Members of Theresa May’s cabinet apparently have “significant reservations” about her Brexit transition plan. That is hardly news: all policies involve reservations. But to describe a customs union fall-back as vassalage, bondage and enslavement insults both language and history. May’s colleagues are at this critical moment seeking to undermine her attempt to find a way through a political nightmare, and with no proffered alternative. That is anarchy.

Irrespective of whether a customs union with Europe is good for Britain – and evidence and common sense suggests it is – an interim fall-back to no customs union is utter stupidity. It would mean border chaos, massive disruption to food supplies, damage to exports and yawning gaps in labour supply. A mix of personal ambition and reckless brinkmanship may appeal to hot-blooded ministers. But that is not responsible government.

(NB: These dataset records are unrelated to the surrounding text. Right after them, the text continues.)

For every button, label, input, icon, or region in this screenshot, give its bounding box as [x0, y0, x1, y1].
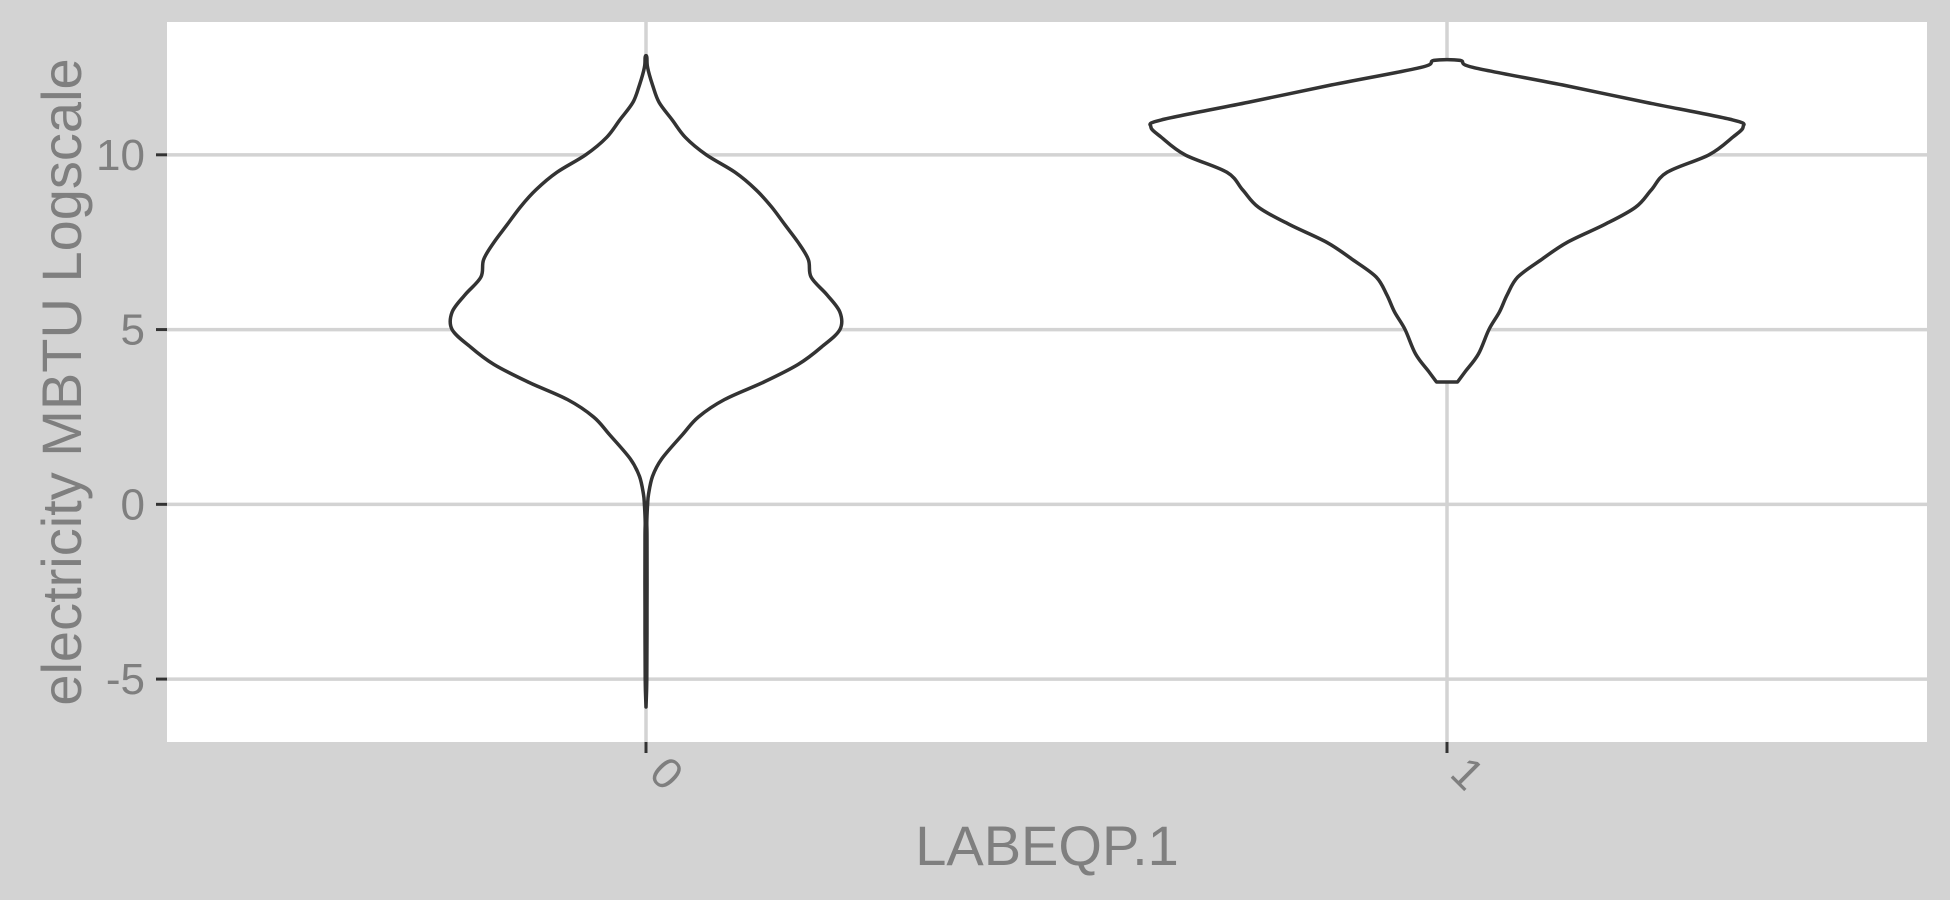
- violin-1: [1148, 57, 1746, 384]
- y-axis-title: electricity MBTU Logscale: [30, 58, 93, 705]
- y-tick-label: 10: [96, 131, 145, 180]
- x-axis-title: LABEQP.1: [915, 814, 1179, 877]
- y-tick-label: 0: [121, 480, 145, 529]
- violin-0: [448, 53, 844, 709]
- violin-layer: [448, 53, 1746, 709]
- y-tick-label: 5: [121, 306, 145, 355]
- y-tick-label: -5: [106, 655, 145, 704]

Negotiating Brexit was never going to be easy. The case for a political breach with the EU was emotional rather than rational, but at least it could work. The UK simply ceases to be a member of the EU next March. But two years on from the referendum, the case for an economic breach remains elusive. There are no other market openings that could possibly replicate the EU’s now complex single market. May’s own pretence that such a “unicorn” exists was always fantasy. Now her unicorn has come home to graze.

Even so, she and the country are entitled to expect those selected to lead the government to keep the public interest at heart. The border with Ireland was always a clincher, because Northern Ireland exposed the reality, that Britain cannot both be part of the EU economy and not part of it. It must be Cyprus or not Cyprus. No Brexit plan has resolved this satisfactorily for the simple reason that it is not resolvable. Two further years of transition negotiations will probably not do so either. If we wish to trade friction-free with the EU, we must do so on its terms. Trade is a barter, not a shackle. The issue is balance of interest, and that must lie in a customs union.

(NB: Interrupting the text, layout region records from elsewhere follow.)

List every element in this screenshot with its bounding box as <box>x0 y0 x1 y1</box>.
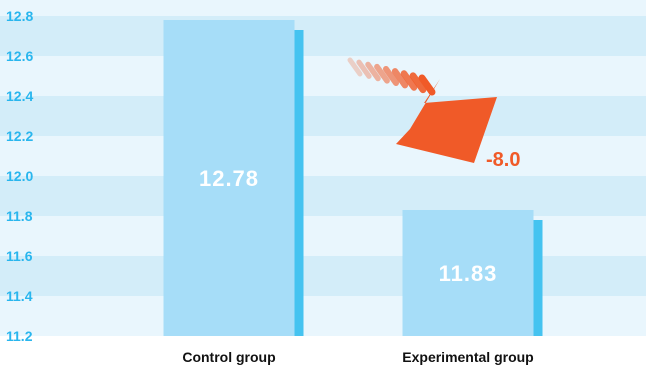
bar-value-label: 12.78 <box>199 166 259 191</box>
grid-band <box>0 176 646 216</box>
grid-band <box>0 0 646 16</box>
arrow-stripe <box>374 63 390 84</box>
grid-band <box>0 16 646 56</box>
grid-band <box>0 136 646 176</box>
y-tick-label: 12.6 <box>6 48 33 64</box>
y-tick-label: 11.6 <box>6 248 33 264</box>
change-annotation: -8.0 <box>486 149 520 171</box>
arrow-stripe <box>383 66 399 86</box>
y-tick-label: 12.8 <box>6 8 33 24</box>
bar <box>163 20 295 336</box>
decrease-arrow-icon <box>347 57 497 163</box>
category-label: Control group <box>182 349 275 365</box>
y-tick-label: 12.2 <box>6 128 33 144</box>
grid-band <box>0 296 646 336</box>
arrow-stripe <box>409 72 427 94</box>
grid-band <box>0 56 646 96</box>
grid-band <box>0 96 646 136</box>
y-tick-label: 12.4 <box>6 88 33 104</box>
arrow-stripe <box>400 70 418 91</box>
bar-value-label: 11.83 <box>439 261 498 286</box>
arrow-stripe <box>347 57 363 77</box>
bar-side <box>294 30 304 336</box>
grid-band <box>0 256 646 296</box>
bar-side <box>533 220 543 336</box>
arrow-stripe <box>365 61 381 82</box>
grid-band <box>0 216 646 256</box>
y-tick-label: 11.8 <box>6 208 33 224</box>
y-tick-label: 11.2 <box>6 328 33 344</box>
y-tick-label: 11.4 <box>6 288 33 304</box>
arrow-stripe <box>418 74 436 96</box>
arrow-stripe <box>391 68 409 89</box>
bar <box>402 210 534 336</box>
y-tick-label: 12.0 <box>6 168 33 184</box>
category-label: Experimental group <box>402 349 533 365</box>
arrow-stripe <box>356 59 372 79</box>
decrease-arrow-head <box>396 79 497 163</box>
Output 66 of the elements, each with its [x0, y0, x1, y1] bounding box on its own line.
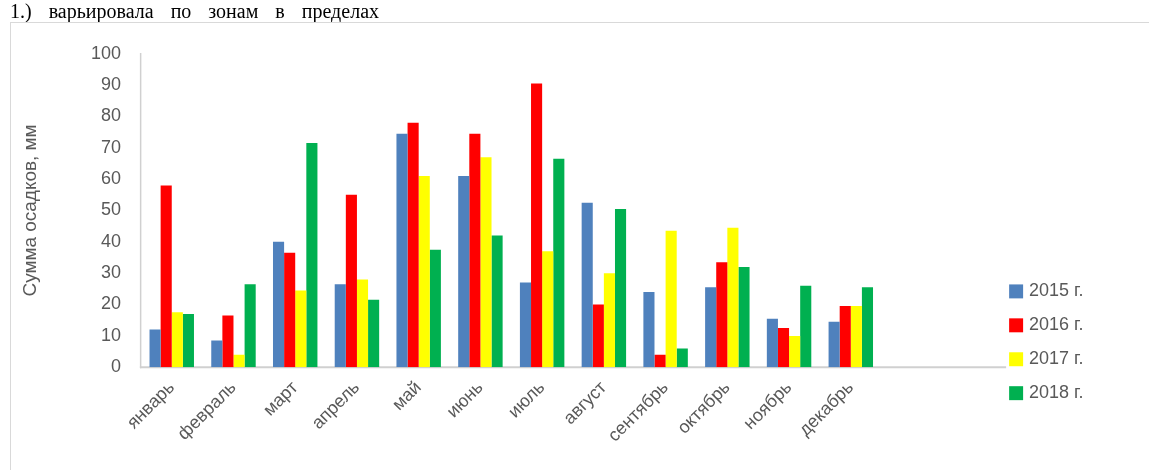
bar [519, 282, 532, 368]
bar [244, 284, 256, 368]
bar [643, 291, 655, 368]
bar [705, 287, 717, 368]
bar [850, 306, 862, 368]
legend-label: 2018 г. [1029, 382, 1084, 403]
bar [614, 208, 627, 368]
bar [676, 348, 688, 368]
y-tick-label: 40 [100, 230, 121, 251]
bar [531, 83, 543, 368]
bar [542, 251, 554, 368]
bar [429, 249, 441, 368]
bar [306, 143, 318, 368]
bar [480, 157, 492, 368]
bar [839, 306, 851, 368]
bar [272, 241, 285, 368]
bar [407, 122, 419, 368]
bar [789, 335, 801, 368]
legend-label: 2015 г. [1029, 280, 1084, 301]
bar [727, 227, 739, 368]
bar [334, 284, 346, 368]
text: 1.) варьировала по зонам в пределах [10, 0, 380, 22]
bar [665, 230, 677, 368]
bar [777, 328, 790, 368]
bar [800, 285, 812, 368]
bar [284, 252, 296, 368]
bar [581, 202, 593, 368]
bar [491, 235, 503, 368]
legend-label: 2017 г. [1029, 348, 1084, 369]
y-tick-label: 10 [100, 324, 121, 345]
bar [368, 299, 380, 368]
bar [766, 318, 778, 368]
x-tick-label: май [387, 377, 426, 415]
bar [211, 340, 223, 368]
bar [603, 273, 615, 368]
bar [345, 194, 357, 368]
legend-label: 2016 г. [1029, 314, 1084, 335]
y-tick-label: 90 [100, 74, 121, 95]
bar [418, 176, 430, 368]
bar [160, 185, 172, 368]
bar [171, 312, 183, 368]
bar [222, 315, 234, 368]
bar [716, 262, 728, 368]
bar [592, 304, 604, 368]
y-tick-label: 60 [100, 168, 121, 189]
bar [738, 266, 750, 368]
y-tick-label: 0 [110, 356, 121, 377]
bar [149, 329, 161, 368]
y-tick-label: 20 [100, 293, 121, 314]
bar [469, 133, 481, 368]
y-axis-title: Сумма осадков, мм [18, 124, 40, 297]
bar [396, 133, 408, 368]
bar [458, 176, 470, 368]
bar [828, 321, 840, 368]
y-tick-label: 100 [90, 42, 121, 63]
bar [553, 158, 565, 368]
bar [356, 279, 369, 368]
bar [233, 354, 245, 368]
bar [654, 354, 666, 368]
bar [182, 313, 194, 368]
bar [861, 287, 874, 368]
y-tick-label: 80 [100, 105, 121, 126]
y-tick-label: 30 [100, 262, 121, 283]
y-tick-label: 70 [100, 136, 121, 157]
bar [295, 290, 307, 368]
y-tick-label: 50 [100, 199, 121, 220]
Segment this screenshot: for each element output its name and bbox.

Party discipline is now disintegrating. The Tories’ favourite “secret weapon”, loyalty, has gone blunt. Sooner or later, every MP will have to stand up and be counted, “deal or no deal”. The latter would not be the end of the world, but it would plainly be disruptive and very expensive – and yield no conceivable public benefit. It is astonishing that those elected to run the country, including as paid servants of the crown, can seriously contemplate it.